Global CO2 and Temperature Across the Geological Time Scale

The extremely revealing but rather busy chart below displays the relationship of both temperature (as seen on other charts) shown in red, and also atmospheric CO2 levels (in blue), across geological time. The relationship between CO2 levels and the temperature can be seen to be totally inconsistent, varying from being a positive association, to periods where it was entirely antipathetic. 

During the massive decrease in CO2 over time the mean global temperature has not changed significantly, largely remaining at about 20 degrees (a few degrees warmer than at present). This is yet another demonstration (if one was necessary) that atmospheric CO2 (man-made or otherwise) has not consistently influenced global temperature at any stage in Earth history despite a massive decrease (95% reduction) and did not pose and existential threat during that period. 

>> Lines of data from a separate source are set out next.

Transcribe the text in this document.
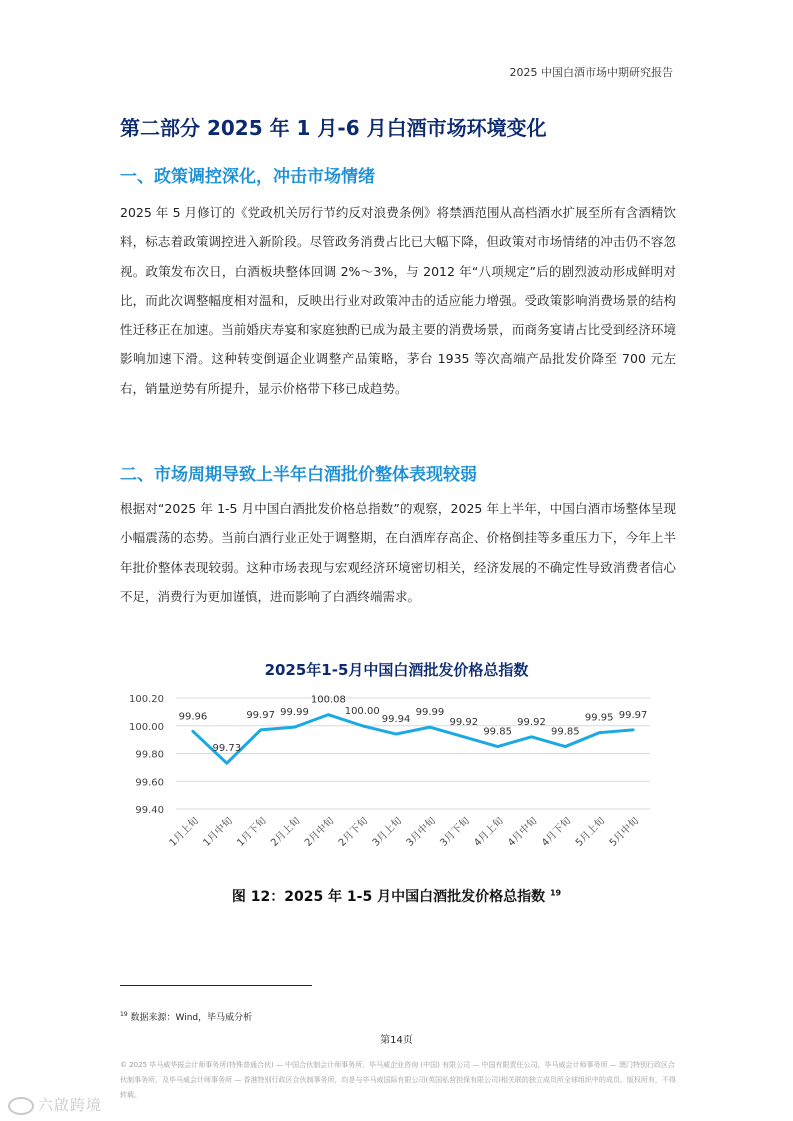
2025 中国白酒市场中期研究报告
第二部分 2025 年 1 月-6 月白酒市场环境变化
一、政策调控深化，冲击市场情绪

2025 年 5 月修订的《党政机关厉行节约反对浪费条例》将禁酒范围从高档酒水扩展至所有含酒精饮料，标志着政策调控进入新阶段。尽管政务消费占比已大幅下降，但政策对市场情绪的冲击仍不容忽视。政策发布次日，白酒板块整体回调 2%～3%，与 2012 年“八项规定”后的剧烈波动形成鲜明对比，而此次调整幅度相对温和，反映出行业对政策冲击的适应能力增强。受政策影响消费场景的结构性迁移正在加速。当前婚庆寿宴和家庭独酌已成为最主要的消费场景，而商务宴请占比受到经济环境影响加速下滑。这种转变倒逼企业调整产品策略，茅台 1935 等次高端产品批发价降至 700 元左右，销量逆势有所提升，显示价格带下移已成趋势。

二、市场周期导致上半年白酒批价整体表现较弱

根据对“2025 年 1-5 月中国白酒批发价格总指数”的观察，2025 年上半年，中国白酒市场整体呈现小幅震荡的态势。当前白酒行业正处于调整期，在白酒库存高企、价格倒挂等多重压力下，今年上半年批价整体表现较弱。这种市场表现与宏观经济环境密切相关，经济发展的不确定性导致消费者信心不足，消费行为更加谨慎，进而影响了白酒终端需求。

2025年1-5月中国白酒批发价格总指数
100.20
100.00
99.80
99.60
99.40
1月上旬 1月中旬 1月下旬 2月上旬 2月中旬 2月下旬 3月上旬 3月中旬 3月下旬 4月上旬 4月中旬 4月下旬 5月上旬 5月中旬
99.96
99.73
99.97 99.99
100.08
100.00
99.94
99.99
99.92
99.85
99.92
99.85
99.95 99.97
图 12：2025 年 1-5 月中国白酒批发价格总指数 $^{19}$
$^{19}$ 数据来源：Wind，毕马威分析
第14页
© 2025 毕马威华振会计师事务所(特殊普通合伙) — 中国合伙制会计师事务所，毕马威企业咨询 (中国) 有限公司 — 中国有限责任公司，毕马威会计师事务所 — 澳门特别行政区合伙制事务所，及毕马威会计师事务所 — 香港特别行政区合伙制事务所，均是与毕马威国际有限公司(英国私营担保有限公司)相关联的独立成员所全球组织中的成员。版权所有，不得转载。
六啟跨境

 The reason that CO2 is rising is that atmospheric CO2 levels are now so low (having progressively naturally declined over 90% over earth history to present starvation levels), that the very low man-made CO2 contributions (of a few 10's of ppm/year), are now registering. This is an indication of how perilously low atmospheric CO2 actually is. We need to actively restore hugely beneficial CO2 levels by burning fossil fuels.  Global vegetation is currently starved of adequate CO2 (around 1000 ppm), for optimum growth. 

This chart in particular and the other global temperature versus geological time charts displayed in this web site, completely contradict  the popular climate change models advanced by climate alarmists  where CO2 is purported to dive temperature. 

The man-induced  atmospheric CO2 model appears to have arisen solely as there seemed no other possible explanation for observed warming. No one it seems amongst the cream of world climate science considered the possibility that it might be normal and reflected in the longer term climate history. A history that seems to have been entirely ignored .  It appears that IPCC scientists and other climate catastrophists were either entirely ignorant of this information, that has been around for more than 40 years, or chose to ignore it and not reveal it. Either way it displays an appalling lack of quality science by some of the world's leading scientists who have claimed scientific purity and superiority on this issue, howling down those with contrary views for many years. 

The second chart below displays he dramatic decline in atmospheric CO2 over he last 140 million years, down some 90% over that interval and perilously approaching the 150 ppm survival threshold for vegetation. The decline is of the order to 2-3 ppm CO2 per million years. At this rate there may be only 200 million years of atmospheric CO2 remaining. 

Why has this crucial data been missed,  or ignored in this debate by the proponents of catastrophic warming. How do the climate alarmists explain this damming data and their lack of knowledge of it?